Australians offer answer to toxic old TVs


Australia's first television glass recycling plant is calling for New Zealanders' old televisions, as environmental organisations on both sides of the Tasman sea try to stem the flow of toxic TVs to rubbish dumps.

Increasing numbers of people are dumping lead-containing cathode-ray tube televisions as they buy new flat-screen and digital televisions before the switch to digital broadcasting.

The change is due in 2013 in Australia and 2012-2015 in New Zealand.

Most discarded TV sets end up in landfill, with the toxins they contain such as lead, mercury and arsenic.

Adelaide company CRT Recycling has used A$290,000 (£144,000) of taxpayers' money to open the first TV glass recycling plant in Australia.

Managing director Michelle Morton said the plant, which turns lead-laced television glass into material that can be used for new television and computer screens, was running at less than five per cent of its capacity.

"This is a non-renewable resource that we can completely reuse to make new televisions but it's mostly still going to landfill," she said.

Two New Zealand companies are awaiting hazardous substance permits so they can send television screens to be recycled by CRT.

The recycled glass would be sent to Malaysia to make new screens, said Ms Morton.

Unlike some similar plants, CRT does not separate glass from lead.

Ms Morton said that saved TV-makers the cost of adding lead to make a new screen, saved mining of new lead and reduced CO2 emissions from the recycling process (by lowering the melting temperature of the glass).

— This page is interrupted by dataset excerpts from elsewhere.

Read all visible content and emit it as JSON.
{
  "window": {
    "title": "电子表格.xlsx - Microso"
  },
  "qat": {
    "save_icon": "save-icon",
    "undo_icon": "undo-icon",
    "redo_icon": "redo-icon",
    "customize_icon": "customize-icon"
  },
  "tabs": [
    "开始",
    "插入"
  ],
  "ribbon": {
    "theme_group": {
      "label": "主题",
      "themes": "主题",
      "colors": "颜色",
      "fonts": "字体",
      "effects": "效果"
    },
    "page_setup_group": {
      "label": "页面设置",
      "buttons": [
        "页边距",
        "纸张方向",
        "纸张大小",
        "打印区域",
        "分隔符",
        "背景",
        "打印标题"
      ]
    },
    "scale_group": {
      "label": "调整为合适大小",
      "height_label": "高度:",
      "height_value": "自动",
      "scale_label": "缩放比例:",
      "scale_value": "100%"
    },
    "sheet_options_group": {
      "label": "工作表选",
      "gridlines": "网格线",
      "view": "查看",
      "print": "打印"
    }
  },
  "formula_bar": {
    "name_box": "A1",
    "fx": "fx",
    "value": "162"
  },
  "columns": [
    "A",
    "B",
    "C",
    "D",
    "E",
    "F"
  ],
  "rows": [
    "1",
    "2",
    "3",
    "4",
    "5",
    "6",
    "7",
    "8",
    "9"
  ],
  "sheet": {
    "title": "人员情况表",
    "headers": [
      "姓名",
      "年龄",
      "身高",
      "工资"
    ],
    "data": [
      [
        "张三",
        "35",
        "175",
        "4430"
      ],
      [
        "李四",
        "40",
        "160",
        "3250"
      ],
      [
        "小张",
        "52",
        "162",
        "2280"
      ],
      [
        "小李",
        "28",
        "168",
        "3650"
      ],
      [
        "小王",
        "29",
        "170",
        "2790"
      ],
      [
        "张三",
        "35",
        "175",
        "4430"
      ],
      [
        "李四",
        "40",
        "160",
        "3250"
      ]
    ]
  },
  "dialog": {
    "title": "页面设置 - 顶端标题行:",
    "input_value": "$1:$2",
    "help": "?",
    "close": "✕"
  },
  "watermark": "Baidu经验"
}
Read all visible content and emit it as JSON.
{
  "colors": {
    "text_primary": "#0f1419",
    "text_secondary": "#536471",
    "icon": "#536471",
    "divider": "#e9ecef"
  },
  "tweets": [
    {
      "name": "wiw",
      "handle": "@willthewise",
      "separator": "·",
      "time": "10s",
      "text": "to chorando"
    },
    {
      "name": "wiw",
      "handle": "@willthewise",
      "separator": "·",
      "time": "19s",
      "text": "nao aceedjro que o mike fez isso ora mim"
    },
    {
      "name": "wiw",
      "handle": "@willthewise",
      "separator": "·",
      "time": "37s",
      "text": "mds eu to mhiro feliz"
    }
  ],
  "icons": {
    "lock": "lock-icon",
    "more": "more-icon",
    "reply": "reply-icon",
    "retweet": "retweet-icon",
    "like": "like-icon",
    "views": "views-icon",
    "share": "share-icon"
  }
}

Jo Knight of charitable consultancy Zero Waste Trust said it would be ideal if New Zealand could recycle its own TV screens. "[But] unless we get something in place quickly they're all going to end up in landfill."

She said Kiwis needed a safer way to recycle toxic old TVs than waiting for inorganic waste collections.

Zero Waste Trust wants the Government to ban sending old TVs to landfill.

It has been estimated New Zealand has 10 million cathode-ray tubes from computers and televisions still in use or waiting to be disposed of.

New Zealand company RCN dismantles old TVs and separates the lead-bearing glass from the rest of the glass in the screen. The glass is exported to a lead smelter where it is used to help process lead.

The Ministry for the Environment said computer monitors in good condition handed in on a special recycling day last year were sent overseas to be reused. The rest were shipped to South Korea for recycling.